The driving force behind CalArts alum Sarah El Khawand’s (Film/Video MFA 18) recent film projects is her alter ego Molly Pop, a burlesque star with bright magenta hair and a wardrobe of bedazzled and latex outfits. Molly Pop is the main character of LA Girl, the musical short film she completed for her thesis, which she plans to develop into a full-length feature film.
“It is really why I chose CalArts for my MFA,” said El Khawand. “Everything was available to do a big show and allowed me to bring Molly Pop’s world to life.”
The Molly Pop cinematic universe is abound with bright colors and highly stylized aesthetics, but also themes of the modern female experience—their “everyday struggles, sexuality and road to success.” El Khawand’s larger-than-life avatar was birthed by a need to tell the “crazy stories” that might have been considered too controversial in her native Lebanon.
“That’s the magic of Molly Pop,” said El Khawand. “She lives in her own world, creates her own rules in our world today.”
El Khawand attributes her acceptance into CalArts to her short film Porn this Way (2014), which she shot while studying at The Lebanese Academy of Fine Arts.
“Talking about women’s sexuality in the Middle East is almost nonexistent and people were so shocked but also entertained,” said El Khawand. “It is how people reacted to it that interests me the most.”

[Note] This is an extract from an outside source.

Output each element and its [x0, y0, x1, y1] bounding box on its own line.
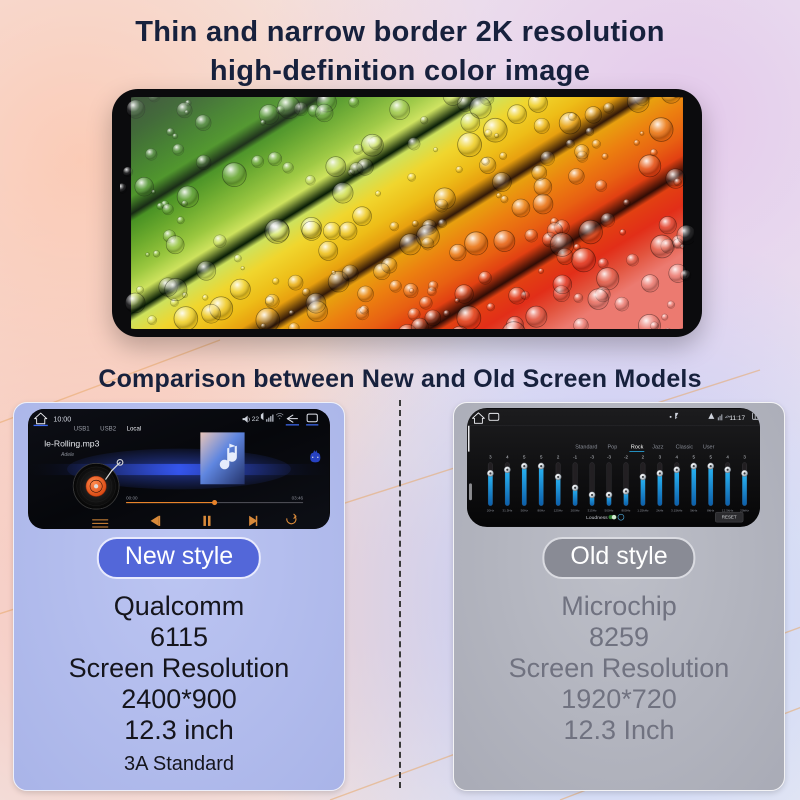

Since graduating from the CalArts Film Directing Program, El Khawand co-founded After Hours Studios, a music video production company, with her former classmate and frequent collaborator Xavier Hamel (Film/Video MFA 17). Their work includes Candy Ken’s break up with your boyfriend, i’m horny, an Ariana Grande parody track, and Jove Jupiter’s Materialistic music video, which was nominated for five film festival awards, including the Queen Palm International Film Festival and the Music Shorts Film Festival.
Her music video credits also include producing Xzibit’s War. In the first minute, a man clutching a backpack runs down the city streets at breakneck speed. His sprint across an intersection is cut short by a silver sedan, tossing him over the hood like a rag doll before planting onto the asphalt, blood pooling by his head. El Khawand engineered this realistic hit-and-run, despite having never directed such a stunt, especially on such a big-budget, high-profile shoot.
While the War music video is a stark stylistic departure from El Khawand’s portfolio of bold and feminine imagery, it’s a testament to her versatility across styles and genres. She has also worked as assistant director of music videos for artists like Kali Uchis (After the Storm ft. Tyler, The Creator and Bootsy Collins), Allie X (Paper Love; Casanova ft. VÉRITÉ), Madison Beer (Say it to My Face) and Bebe Huxley (Elaine; Scorpio).
The ambitious filmmaker also has her sights set on a new docuseries about Arab women.
“I hope to bring awareness about the struggles of Arab women, especially the ones living in dangerous situations in the Middle East,” said El Khawand. “I also want to explore the sexuality of Arab women who liberated themselves from traditions and religious restraints, and gave themselves a new chance at life.”
When asked what El Khawand hopes people take away from her art, she responded, “Women are human being[s], we are right sometimes and we are wrong sometimes. I hope to [inspire] women that it is okay to be vulnerable and make the wrong decisions, but what is most important is how we bounce from it and get back on our feet. The best way to fight patriarchy, in my opinion, is to not let it stop us from achieving our dreams, to not let it stop us from enjoying our sexuality, to simply not let it get in the way of our freedom and happiness. I know it is not always easy but we can’t stop trying. I believe one day it will happen.”